A High Court challenge has been brought on behalf of a student who wants to sit his Leaving Certificate examinations without having to wear a mask.
In judicial review proceedings against the State Examinations Commission and the Minister for Education and Skills the student seeks various orders including one quashing a decision that he must wear a face covering during the examinations.
The student, who cannot be named for legal reasons, has brought the proceedings through his mother.
In light of the Covid-19 pandemic the wearing face coverings is mandatory for students sitting the Leaving Cert examinations.
He also seeks a declaration that the requirement to wear a mask during the examinations amounts to breach of his Constitutional Rights and rights under the European Convention on Human Rights.
Moving the application before the High Court on Thursday boy's mother said her son suffers from migraines and could not wear a mask all day at school.

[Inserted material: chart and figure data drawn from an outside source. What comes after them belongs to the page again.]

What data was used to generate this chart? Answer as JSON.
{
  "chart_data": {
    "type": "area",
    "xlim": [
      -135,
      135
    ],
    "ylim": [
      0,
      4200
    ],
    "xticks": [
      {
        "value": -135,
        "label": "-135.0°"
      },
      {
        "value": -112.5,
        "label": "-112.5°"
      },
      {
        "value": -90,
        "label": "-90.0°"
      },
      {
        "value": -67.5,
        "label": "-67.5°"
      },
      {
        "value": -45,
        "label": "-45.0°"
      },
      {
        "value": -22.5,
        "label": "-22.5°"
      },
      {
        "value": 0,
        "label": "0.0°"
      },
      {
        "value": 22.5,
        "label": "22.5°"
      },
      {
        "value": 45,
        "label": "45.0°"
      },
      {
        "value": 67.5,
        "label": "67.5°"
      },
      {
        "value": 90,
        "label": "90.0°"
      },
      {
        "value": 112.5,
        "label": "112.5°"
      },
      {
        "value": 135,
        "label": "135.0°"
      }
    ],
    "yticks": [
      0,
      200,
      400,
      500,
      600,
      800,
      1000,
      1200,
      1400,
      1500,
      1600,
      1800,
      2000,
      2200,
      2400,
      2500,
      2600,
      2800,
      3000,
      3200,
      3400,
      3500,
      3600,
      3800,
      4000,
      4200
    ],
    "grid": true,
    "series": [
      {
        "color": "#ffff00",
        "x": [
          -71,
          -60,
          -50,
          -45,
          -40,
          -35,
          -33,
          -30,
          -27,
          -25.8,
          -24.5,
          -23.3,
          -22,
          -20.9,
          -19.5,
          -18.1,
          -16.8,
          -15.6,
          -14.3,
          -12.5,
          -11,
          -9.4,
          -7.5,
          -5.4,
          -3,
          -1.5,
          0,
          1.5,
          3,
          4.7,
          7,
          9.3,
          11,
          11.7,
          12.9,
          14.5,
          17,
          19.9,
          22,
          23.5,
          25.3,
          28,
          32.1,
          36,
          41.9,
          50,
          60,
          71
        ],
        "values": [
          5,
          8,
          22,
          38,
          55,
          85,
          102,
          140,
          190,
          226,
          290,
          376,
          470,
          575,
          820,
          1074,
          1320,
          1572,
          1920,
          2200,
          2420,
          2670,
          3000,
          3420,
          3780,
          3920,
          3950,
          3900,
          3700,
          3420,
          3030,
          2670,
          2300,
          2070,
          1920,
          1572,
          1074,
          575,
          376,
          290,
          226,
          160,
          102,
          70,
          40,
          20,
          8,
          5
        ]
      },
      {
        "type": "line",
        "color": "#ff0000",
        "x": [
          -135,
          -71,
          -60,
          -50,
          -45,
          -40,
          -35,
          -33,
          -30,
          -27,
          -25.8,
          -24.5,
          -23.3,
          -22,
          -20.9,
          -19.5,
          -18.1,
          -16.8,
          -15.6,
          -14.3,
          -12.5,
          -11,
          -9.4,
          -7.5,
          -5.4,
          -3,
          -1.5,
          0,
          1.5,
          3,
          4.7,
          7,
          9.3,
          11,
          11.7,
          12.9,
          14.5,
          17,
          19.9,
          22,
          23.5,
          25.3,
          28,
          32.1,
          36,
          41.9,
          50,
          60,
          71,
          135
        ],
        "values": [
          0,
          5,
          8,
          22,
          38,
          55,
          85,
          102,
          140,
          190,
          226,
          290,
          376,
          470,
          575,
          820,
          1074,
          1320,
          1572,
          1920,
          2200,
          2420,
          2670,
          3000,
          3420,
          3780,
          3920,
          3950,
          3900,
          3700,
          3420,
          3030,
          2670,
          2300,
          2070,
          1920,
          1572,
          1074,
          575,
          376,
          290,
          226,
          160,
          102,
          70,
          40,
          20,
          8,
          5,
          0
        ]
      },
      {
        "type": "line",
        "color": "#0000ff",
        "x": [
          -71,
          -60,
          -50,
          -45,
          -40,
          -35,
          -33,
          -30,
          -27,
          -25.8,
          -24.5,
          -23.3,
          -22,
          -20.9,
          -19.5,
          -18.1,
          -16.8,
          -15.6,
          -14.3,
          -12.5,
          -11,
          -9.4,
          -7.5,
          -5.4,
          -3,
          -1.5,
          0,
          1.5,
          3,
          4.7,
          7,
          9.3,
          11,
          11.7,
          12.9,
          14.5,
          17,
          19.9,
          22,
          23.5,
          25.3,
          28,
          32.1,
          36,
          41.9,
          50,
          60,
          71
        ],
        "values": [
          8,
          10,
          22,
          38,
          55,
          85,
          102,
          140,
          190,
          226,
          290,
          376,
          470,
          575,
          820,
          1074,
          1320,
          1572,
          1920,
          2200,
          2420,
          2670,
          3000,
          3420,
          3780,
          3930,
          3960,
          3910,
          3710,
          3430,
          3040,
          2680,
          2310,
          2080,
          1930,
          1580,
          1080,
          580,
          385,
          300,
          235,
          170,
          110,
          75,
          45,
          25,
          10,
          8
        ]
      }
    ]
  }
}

This meant he was unable to attend school and had to continue his education from private tutors paid for by his parents.
His mother applied to the State Examination Commission for an arrangement to be put in place to allow him sit his exams without wearing a face covering.

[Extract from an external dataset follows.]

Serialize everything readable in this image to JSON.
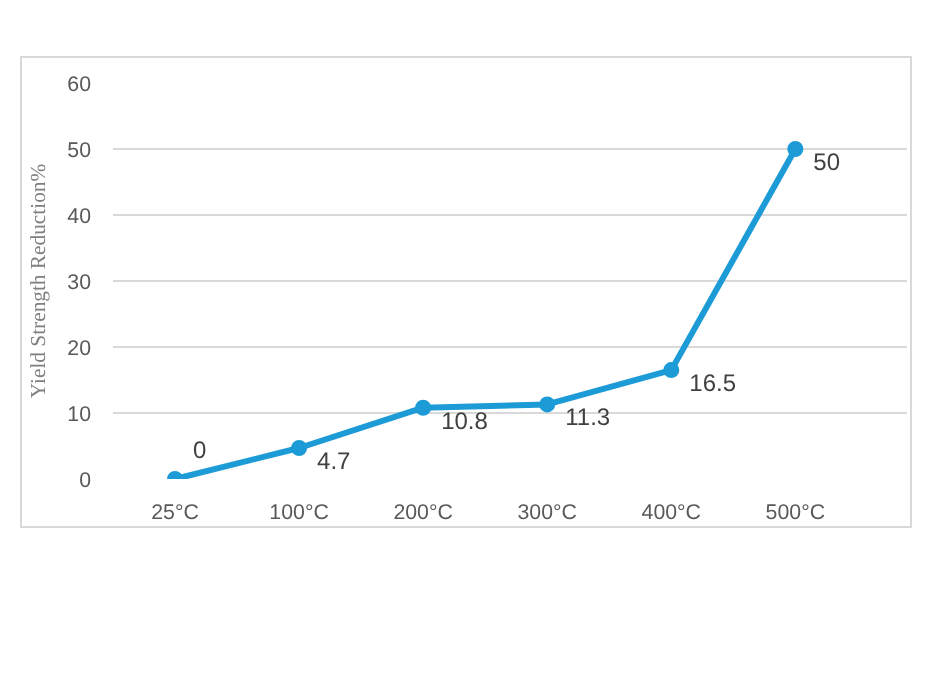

However, the application was refused. It is claimed that decision is disproportionate, is unlawful and outside the powers of the applicant and should be quashed.

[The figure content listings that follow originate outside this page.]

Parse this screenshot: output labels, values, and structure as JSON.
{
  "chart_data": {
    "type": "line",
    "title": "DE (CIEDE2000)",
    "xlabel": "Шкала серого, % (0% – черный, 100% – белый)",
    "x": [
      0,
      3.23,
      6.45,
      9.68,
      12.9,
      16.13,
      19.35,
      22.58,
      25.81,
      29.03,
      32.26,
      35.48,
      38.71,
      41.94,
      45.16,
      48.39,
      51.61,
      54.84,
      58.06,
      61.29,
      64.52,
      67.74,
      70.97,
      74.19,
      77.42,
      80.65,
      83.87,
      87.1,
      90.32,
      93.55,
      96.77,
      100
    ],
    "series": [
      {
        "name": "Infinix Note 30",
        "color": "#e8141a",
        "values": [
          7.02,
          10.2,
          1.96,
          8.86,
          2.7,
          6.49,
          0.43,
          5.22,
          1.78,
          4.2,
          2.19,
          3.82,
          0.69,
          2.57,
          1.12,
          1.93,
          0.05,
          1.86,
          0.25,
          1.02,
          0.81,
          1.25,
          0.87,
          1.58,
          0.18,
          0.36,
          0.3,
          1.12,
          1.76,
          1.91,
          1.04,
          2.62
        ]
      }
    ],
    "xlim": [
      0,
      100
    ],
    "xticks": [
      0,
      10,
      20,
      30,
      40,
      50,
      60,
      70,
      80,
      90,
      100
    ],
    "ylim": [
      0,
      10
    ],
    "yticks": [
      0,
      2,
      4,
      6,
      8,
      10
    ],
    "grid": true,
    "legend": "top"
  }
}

The mother was also informed by the school her son attends that its teachers could not consult with his private tutors in relation to his predicted grades assessment.
This, his mother was informed, is because as a registered student in a post-primary school he can only receive estimated percentage marks from his full-time teachers and not from tutors giving extra tuition outside school.
In the alternative to seeking an order allowing him sit the exams without having to wear a mask he seeks an order quashing the respondents' decision not to allow private tutors who have been helping him to assist with his calculated grades.
The matter came before Ms Justice Bronagh O'Hanlon on Thursday's vacation sitting of the High Court, who noted the mother's admission that a GP doctor did not want to provide a medical report in support of the boys claim about wearing a mask.
The judge said she was not prepared to grant the applicant permission to bring the action on an ex-parte basis. The judge instead directed that the application be made on notice to the respondents.
The judge said she was not making any findings in relation to the application, particular the aspect of the claim in relation to the wearing of the facemask.
However, she told the student's mother that there could be cost implications involved should her action be unsuccessful.
When the matter first came before the court on Thursday morning, the judge adjourned the matter for a period to allow the student's mother reconsider if she wished to proceed with the application for permission to bring the challenge.
When the court resumed on Thursday afternoon the mother said she wished to proceed with the application.